Cette réduction des déchets à la source s'impose de fait tant il est préférable de prévenir que de guérir. Pour autant, son principe et sa mise en oeuvre ne sont pas aussi développées que les actions curatives d'évacuation, de traitement et de valorisation.
C'est particulièrement vrai dans le secteur du cartonnage pliant où les filières de valorisation par recyclage sont très efficaces, alors même qu'il existe encore un potentiel important de réduction à la source par élimination des sur-grammages.
Introduction
En savoir plus :
Afin de garantir le bon fonctionnement des l'encartonneuses, les constructeurs conseillent l'utilisation d'un grammage de carton minimum pour chaque matériel. Ce grammage est généralement défini avec une marge de sécurité confortable. En effet, il n'est pas rare qu'après expérimentation et validation des grammages très inférieurs, jusqu'à moins 50 g/m2 soient utilisés sans problème.

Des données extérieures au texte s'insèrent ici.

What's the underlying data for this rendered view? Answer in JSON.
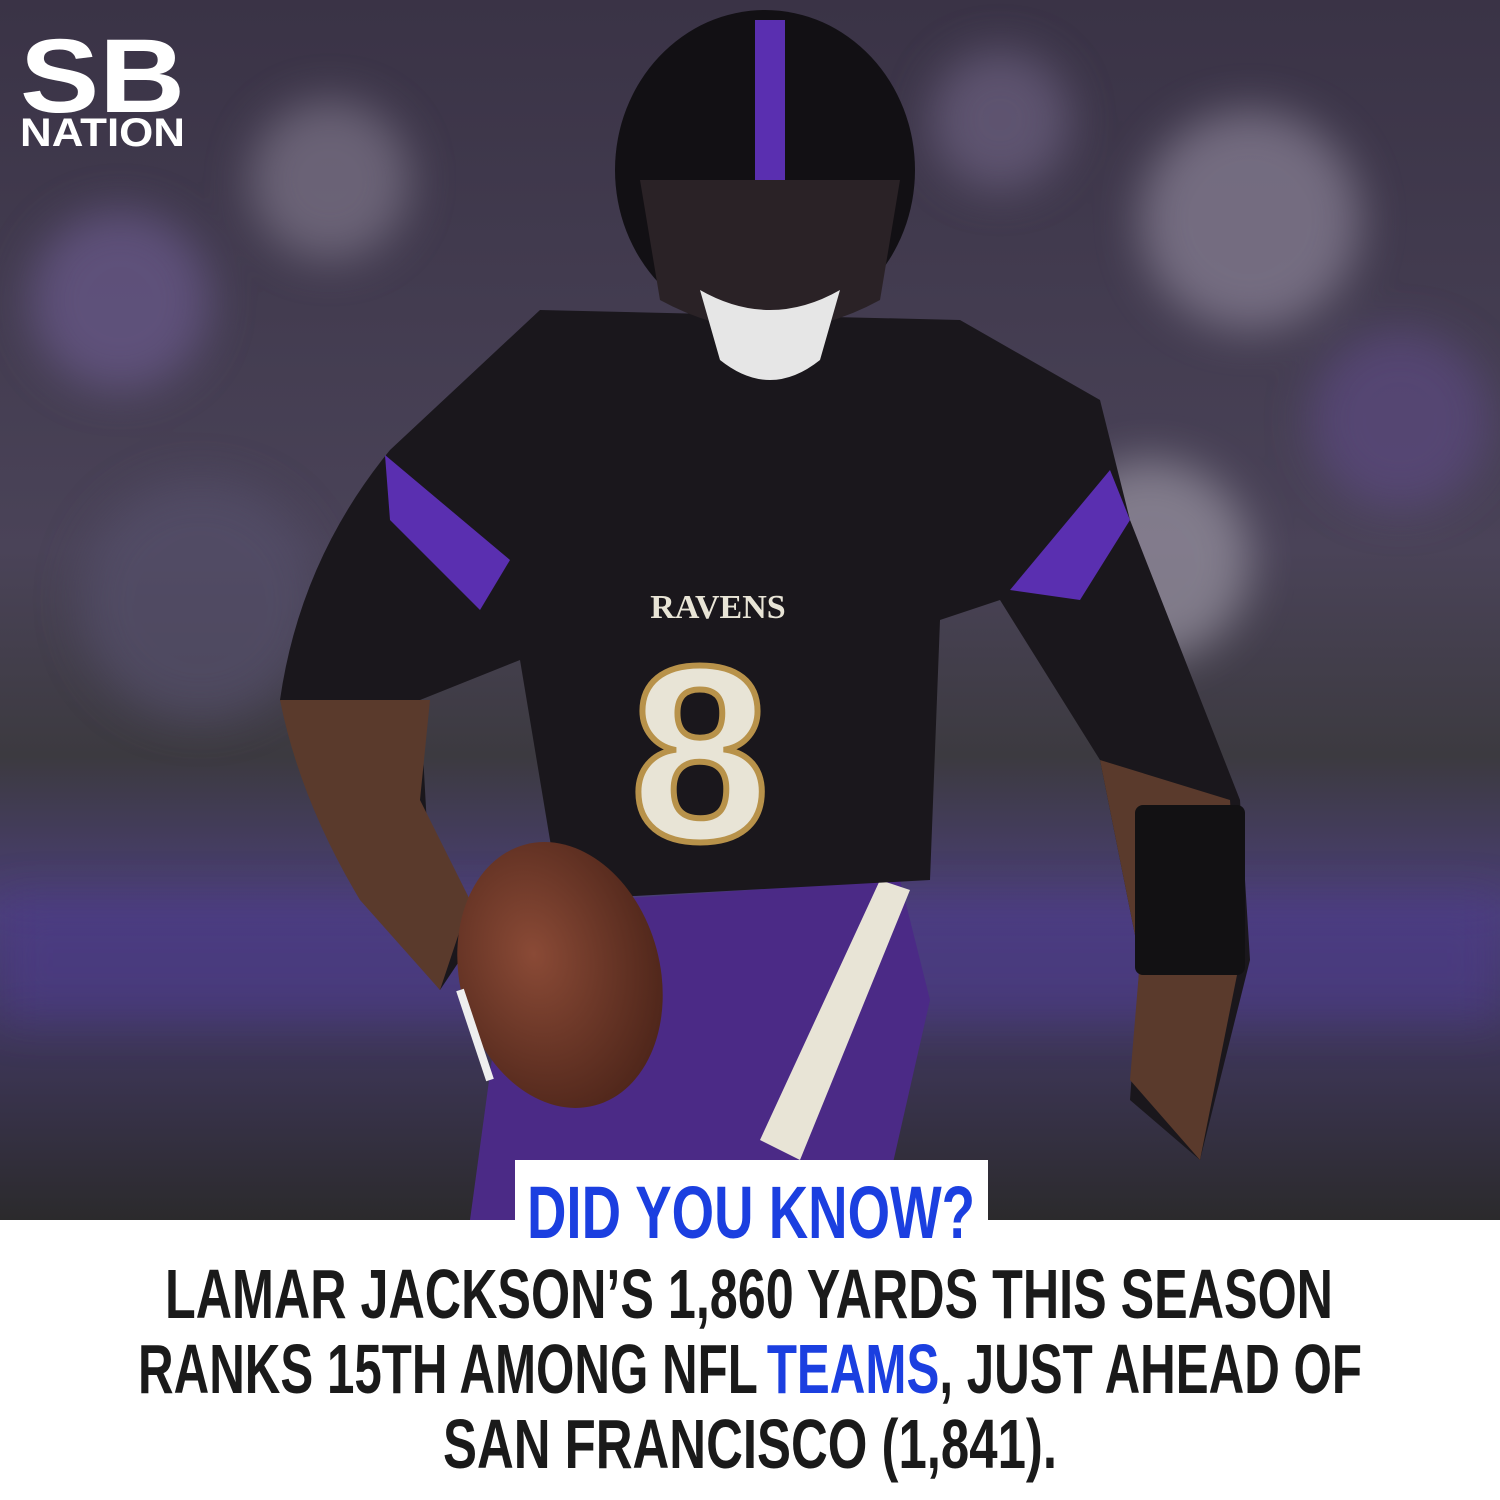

Toutefois, pour exploiter correctement ce potentiel de réduction des déchets à la source, il est nécessaire de disposer de référence efficace permettant de prédire le comportement des étuis sur l'encartonneuse.
La mesure de la résistance à l'ouverture des étuis permet de définir d'excellentes références pour contrôler des productions utilisant un même grammage de carton. Elle devient absolument insuffisante lorsqu'il s'agit de guider un transformateur vers une recherche de grammage minimum comme l'illustre le cas étudié ci-après.
1 - Quelques définitions
Avant de développer l'étude proprement dite, il convient de revenir sur la définition de quelques notions : la résistance à l'ouverture des étuis et la "mise en banane".
Résistance à l'ouverture des étuis : Ce test est utilisé pour prévenir des difficultés que peuvent occasionner les étuis lors de leur mise en forme sur les conditionneuses. Il s'agit de mesurer la résistance maximale qu'oppose l'étui à son ouverture par la compression de deux arêtes comme illustré sur la photo ci-dessous.
![]()
Capteur de force pour la mesure de la résistance maximaleMise en "banane" : défaut d'ouverture lors de la mise en volume de l'étui (ci-dessous, image de gauche), résultant du pliage à l'envers d'une des arêtes pré-cassées. Les étuis carrés sont particulièrement sensibles à ce phénomène, les deux arêtes pré-cassées de ce type d'étui (ci-dessous, image de droite) étant positionnées en vis à vis.
"Mise en banane" Etuis carrés
2 - Le cas étudiéUn transformateur fournissait des étuis carrés (4 cm * 4cm * 32 cm) à partir d'un carton de 300 g/m2. Pour satisfaire la demande de son client, une production d'essai fut réalisée avec un carton de 275 g/m2. Ce carton fut transformé, en particulier rainé, dans les mêmes conditions que le carton de 300 g/m2.
Les étuis ainsi produits présentaient une résistance à l'ouverture de 1899 cN contre 1729 cN pour les étuis réalisés avec le carton de 300 g/m2. L'expérience avec le carton de 300 g/m2 recommandait une résistance à l'ouverture inférieure à 2000 cN pour garantir une ouvertire correcte des étuis sur l'encartonneuse.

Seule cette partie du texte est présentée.